Anbean hatırlayalım, her dem hatırlatalım ki, her anımız ve her davranışımız murakabe altında.
Ne yaptık, nasıl yaptık ve niye yaptık?
Ağzımızdan çıkan sözler, kalemimizden dökülen cümleler, işiten ve okuyan zihinlerde ne gibi neticeler doğurdu ve hangi tür davranışlara sebep oldu?
Bizim arkadaşlarımız, yol arkadaşlarımız, bizden etkilenerek, 'kazanmak için her yol mubahtır, kazan da nasıl kazanırsan kazan, heybeni doldur da nasıl doldurursan doldur' tarzı bir ahlaksızlığa yuvarlanmışsa, hem biz kaybetmişiz hem de arkadaşlarımıza kaybettirmişiz demektir.
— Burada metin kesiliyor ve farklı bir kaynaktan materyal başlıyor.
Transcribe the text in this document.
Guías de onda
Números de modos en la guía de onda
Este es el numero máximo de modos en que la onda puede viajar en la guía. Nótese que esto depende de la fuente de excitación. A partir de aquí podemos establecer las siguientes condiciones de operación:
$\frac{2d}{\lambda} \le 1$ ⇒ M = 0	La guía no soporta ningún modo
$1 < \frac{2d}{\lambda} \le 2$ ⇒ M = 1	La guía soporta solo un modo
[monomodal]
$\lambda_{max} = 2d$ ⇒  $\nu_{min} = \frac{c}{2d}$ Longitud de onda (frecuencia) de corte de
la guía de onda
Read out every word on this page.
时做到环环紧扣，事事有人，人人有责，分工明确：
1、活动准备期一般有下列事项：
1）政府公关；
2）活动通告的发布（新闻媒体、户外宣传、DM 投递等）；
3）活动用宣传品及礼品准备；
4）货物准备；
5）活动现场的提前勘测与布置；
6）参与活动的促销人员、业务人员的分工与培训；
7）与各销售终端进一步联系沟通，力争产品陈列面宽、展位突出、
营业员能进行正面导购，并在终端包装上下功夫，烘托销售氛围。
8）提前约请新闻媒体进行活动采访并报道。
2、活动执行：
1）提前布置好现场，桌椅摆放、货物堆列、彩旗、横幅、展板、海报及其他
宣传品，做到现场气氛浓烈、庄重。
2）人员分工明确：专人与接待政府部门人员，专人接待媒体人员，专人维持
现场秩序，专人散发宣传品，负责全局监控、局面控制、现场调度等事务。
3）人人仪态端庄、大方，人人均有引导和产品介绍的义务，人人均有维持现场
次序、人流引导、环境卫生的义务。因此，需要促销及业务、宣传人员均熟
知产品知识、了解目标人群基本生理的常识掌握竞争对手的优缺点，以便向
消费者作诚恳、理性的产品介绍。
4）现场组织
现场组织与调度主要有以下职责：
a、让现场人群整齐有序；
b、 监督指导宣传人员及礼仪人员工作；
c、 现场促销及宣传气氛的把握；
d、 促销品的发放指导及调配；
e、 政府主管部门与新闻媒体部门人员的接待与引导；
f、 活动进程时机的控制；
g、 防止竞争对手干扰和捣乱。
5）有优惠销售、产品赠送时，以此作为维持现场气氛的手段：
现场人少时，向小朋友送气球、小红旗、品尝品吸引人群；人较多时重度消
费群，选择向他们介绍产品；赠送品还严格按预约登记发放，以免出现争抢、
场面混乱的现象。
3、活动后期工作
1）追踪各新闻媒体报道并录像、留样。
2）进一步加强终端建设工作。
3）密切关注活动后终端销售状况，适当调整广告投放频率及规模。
Bizi dinleyen ve bizi okuyan kitleler, yalandan yana mı tavır aldı, talanı sevenler kervanına mı katıldı yoksa, yalanın da, yalancının da, talanın da, talancının da çarpıp yere serildiği sağlam omurga sahibi mi oldular?
Sözlerimiz, yazılarımız ve davranışlarımız, salih amellere mi yoksa müfsit amellere mi vücut verdi?
Bizimle beraber olanlar, beraber yol yürüyenler, bizimle oturup-kalkanlar, mertlikte mi yoksa namertlikte mi derinleştiler, acaba hangisinde mesafe katettiler?
Bizimle beraber olanlar, 'helal-haram ver Allah'ım/ Aciz kulun yer Allah'ım' ilkesizliğinde ve ölçüsüzlüğünde karar kılmış ise, vah bize, eyvah bize.
Beraber yol yürüdüklerimiz, fakir-fukaranın, garip-gurebanın haklarına, yani kamu malına balıklama dalmakta hiç bir beis görmüyorsa, helal-haram hassasiyetleri bu derce pörsümüş ve tükenmişse vah bize, eyvah bize.
Farkında olsak ta olmasak ta, hatırlasak ta hatırlamasak ta, imtihanda olduğumuz gerçeği asla değişmez.
İmtihandayız.
"Biz yeryüzündeki şeyleri ona bir ziynet yaptık ki insanları imtihan edelim: hangisi daha güzel bir amel yapacak?" (Kehf: 7)
"O hanginizin daha güzel iş yapacağını denemek için ölümü ve hayatı yarattı. O güçlüdür, O'nun gücüne hiçbir güç erişemez ve tek bağışlayan da O'dur." (Mülk: 2)
"Sonra, neler yapacağınızı görmek için onların ardından yeryüzüne sizi yerleştirdik." (Yunus: 14)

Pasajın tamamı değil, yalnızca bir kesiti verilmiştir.